Tuesday (7/13) Higgs Dataset Response
(1)Describe the dataset. What type of variable is the target? How many features are being used? How many observations are in the training dataset? How many are used in the validation set?
- The Higgs Dataset is a very large dataset, containing billions of data points. This is a much smaller snapshot of that that has 11,000,000 examples, each of which have 28 features. 1,000 samples are used in the validation dataset, and 10,000 are used in the training dataset. The target is a continuous variable.
(2) How did each of the four models perform (tiny, small, medium and large)? Which of the four models performed the best? Which ones performed the worst? Why in your estimation did certain models perform better? Produce a plot that illustrates and compares all four models.
- In regards to overfitting, the larger the model was the more overfit it tended to be. The tiny model had very little issues with being overfit, as can be seen on the plot below. A similar trend can be seen in the small model, except it veers off in the end giving it some slight issue with fit. The medium and large models are both very overfit as they have the train and test data go in opposite direction in relation to binary crossentropy. I’m color blind so I’m not 100% sure which line relates to which model, but it can be assumed based on other infromation that the large model is bar far the most overfit. I believe this issue with fit has to do with the model becoming more complicated as it gets larger. This complexity comes with more power in the model which can cause issue if proper constraints are not placed on this power.
(3) Apply regularization, then add a drop out layer and finally combine both regularization with a dropout layer. Produce a plot that illustrates and compares all four models. Why in your estimation did certain models perform better?
- Based on the plot above it appears that all the models performed fairly well except for the dropout model. It also should be noted that there was an odd jump that recovered quickly in what I believe is the L2 model (once again I’m colorblind and the L2 model and tiny model colors look almost the same to me). The best performing model was the combined model. I believe this model did the best due to it combining two different regularization techniques. Combining both works best because it both constrains the model to keep it simple and utilizes dropping out to do a great job of preventing overfitting.

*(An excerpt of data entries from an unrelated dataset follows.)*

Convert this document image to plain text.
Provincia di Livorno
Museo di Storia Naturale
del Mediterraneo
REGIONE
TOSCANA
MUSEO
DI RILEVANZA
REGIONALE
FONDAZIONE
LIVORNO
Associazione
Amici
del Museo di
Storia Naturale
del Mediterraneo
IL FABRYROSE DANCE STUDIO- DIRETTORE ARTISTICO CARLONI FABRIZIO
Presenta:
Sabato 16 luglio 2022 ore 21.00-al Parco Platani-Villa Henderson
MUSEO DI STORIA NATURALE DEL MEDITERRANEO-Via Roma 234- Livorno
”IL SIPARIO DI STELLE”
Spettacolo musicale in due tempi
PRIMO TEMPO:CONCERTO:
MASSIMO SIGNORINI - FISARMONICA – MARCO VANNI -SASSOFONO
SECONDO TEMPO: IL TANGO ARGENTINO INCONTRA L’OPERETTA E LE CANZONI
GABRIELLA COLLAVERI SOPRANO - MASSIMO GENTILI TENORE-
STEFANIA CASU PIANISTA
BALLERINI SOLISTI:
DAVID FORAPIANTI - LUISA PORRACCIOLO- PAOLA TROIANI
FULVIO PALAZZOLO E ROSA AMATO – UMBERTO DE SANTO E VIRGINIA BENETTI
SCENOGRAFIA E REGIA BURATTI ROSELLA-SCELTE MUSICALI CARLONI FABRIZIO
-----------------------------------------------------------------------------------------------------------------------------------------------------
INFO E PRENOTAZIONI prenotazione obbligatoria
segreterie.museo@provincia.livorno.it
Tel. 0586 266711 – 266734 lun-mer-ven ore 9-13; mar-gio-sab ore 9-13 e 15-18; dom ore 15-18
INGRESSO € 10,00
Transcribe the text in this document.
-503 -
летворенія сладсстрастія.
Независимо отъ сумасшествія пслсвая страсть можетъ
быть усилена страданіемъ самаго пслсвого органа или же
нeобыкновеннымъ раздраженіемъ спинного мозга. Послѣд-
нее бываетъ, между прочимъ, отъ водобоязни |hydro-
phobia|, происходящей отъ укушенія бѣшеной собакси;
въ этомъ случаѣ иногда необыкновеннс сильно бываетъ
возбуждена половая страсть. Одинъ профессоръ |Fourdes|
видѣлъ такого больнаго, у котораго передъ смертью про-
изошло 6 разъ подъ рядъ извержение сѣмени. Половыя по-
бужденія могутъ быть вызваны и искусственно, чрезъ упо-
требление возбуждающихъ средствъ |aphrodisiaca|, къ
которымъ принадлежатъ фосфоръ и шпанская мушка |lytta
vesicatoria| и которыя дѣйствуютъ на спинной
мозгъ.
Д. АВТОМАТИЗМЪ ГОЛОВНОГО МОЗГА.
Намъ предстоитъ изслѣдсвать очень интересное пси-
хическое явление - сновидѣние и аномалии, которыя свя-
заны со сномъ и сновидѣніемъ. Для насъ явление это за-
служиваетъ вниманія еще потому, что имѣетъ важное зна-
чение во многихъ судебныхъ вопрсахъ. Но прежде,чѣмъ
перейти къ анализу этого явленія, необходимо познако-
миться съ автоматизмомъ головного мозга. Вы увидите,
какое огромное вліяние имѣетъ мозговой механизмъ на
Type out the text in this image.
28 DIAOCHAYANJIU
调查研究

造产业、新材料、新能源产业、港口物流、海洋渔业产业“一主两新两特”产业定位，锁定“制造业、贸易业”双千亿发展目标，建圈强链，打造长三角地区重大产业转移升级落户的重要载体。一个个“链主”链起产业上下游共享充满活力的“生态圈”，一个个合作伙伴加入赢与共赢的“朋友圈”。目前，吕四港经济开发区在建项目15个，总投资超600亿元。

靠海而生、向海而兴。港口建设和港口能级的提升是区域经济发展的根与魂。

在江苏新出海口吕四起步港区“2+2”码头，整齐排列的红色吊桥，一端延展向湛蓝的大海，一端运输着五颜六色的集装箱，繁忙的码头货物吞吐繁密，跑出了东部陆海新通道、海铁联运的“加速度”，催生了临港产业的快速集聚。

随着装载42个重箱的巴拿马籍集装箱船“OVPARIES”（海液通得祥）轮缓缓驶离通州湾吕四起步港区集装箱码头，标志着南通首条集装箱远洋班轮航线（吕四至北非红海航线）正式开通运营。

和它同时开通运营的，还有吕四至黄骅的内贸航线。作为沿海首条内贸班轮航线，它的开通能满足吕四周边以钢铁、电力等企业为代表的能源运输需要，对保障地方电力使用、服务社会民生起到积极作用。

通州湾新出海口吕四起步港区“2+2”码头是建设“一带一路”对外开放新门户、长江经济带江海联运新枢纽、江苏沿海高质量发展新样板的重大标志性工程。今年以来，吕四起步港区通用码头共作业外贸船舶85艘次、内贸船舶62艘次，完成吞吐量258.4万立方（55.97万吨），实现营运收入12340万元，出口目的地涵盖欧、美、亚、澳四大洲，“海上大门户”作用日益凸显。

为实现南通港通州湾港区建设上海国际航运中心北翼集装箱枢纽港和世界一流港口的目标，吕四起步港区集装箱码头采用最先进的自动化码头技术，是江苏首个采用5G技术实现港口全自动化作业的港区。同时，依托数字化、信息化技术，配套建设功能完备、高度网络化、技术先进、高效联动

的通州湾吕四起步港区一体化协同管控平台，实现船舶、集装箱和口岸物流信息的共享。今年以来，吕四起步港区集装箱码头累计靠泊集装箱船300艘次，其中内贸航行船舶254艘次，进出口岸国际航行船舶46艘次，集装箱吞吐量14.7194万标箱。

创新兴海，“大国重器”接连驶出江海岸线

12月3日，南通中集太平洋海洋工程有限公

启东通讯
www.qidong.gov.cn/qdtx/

(4) What is an overfit model? Why is it important to address it? What are four different ways we have addressed an overfit model thus far?
-
An overfit model is one that trains too closely to the dataset and if not addressed it can make the model almost useless for predicting future points. That is why an overfit model tends to have a much higher training accuracy than testing/validation accuracy. In this model overfiting has been addressed in several different ways:
(1) L1 regularization: A form of weight regularization that influences weights to move towards 0, in turn simplifying the model.
(2) L2 regularization: Another form of weight regularization that is used more commonly. L2 differs in that it won’t make the weights sparse but instead penalize them, with smaller weights having a penalty that goes to 0.
(3) Dropout: Randomly converts some outputs to zero since features cannot rely on other outputs this helps make sure no features are codependant.
(4) Combination: As mentioned in question 3, this method led to the best model and is simply a combination of L2 and dropout.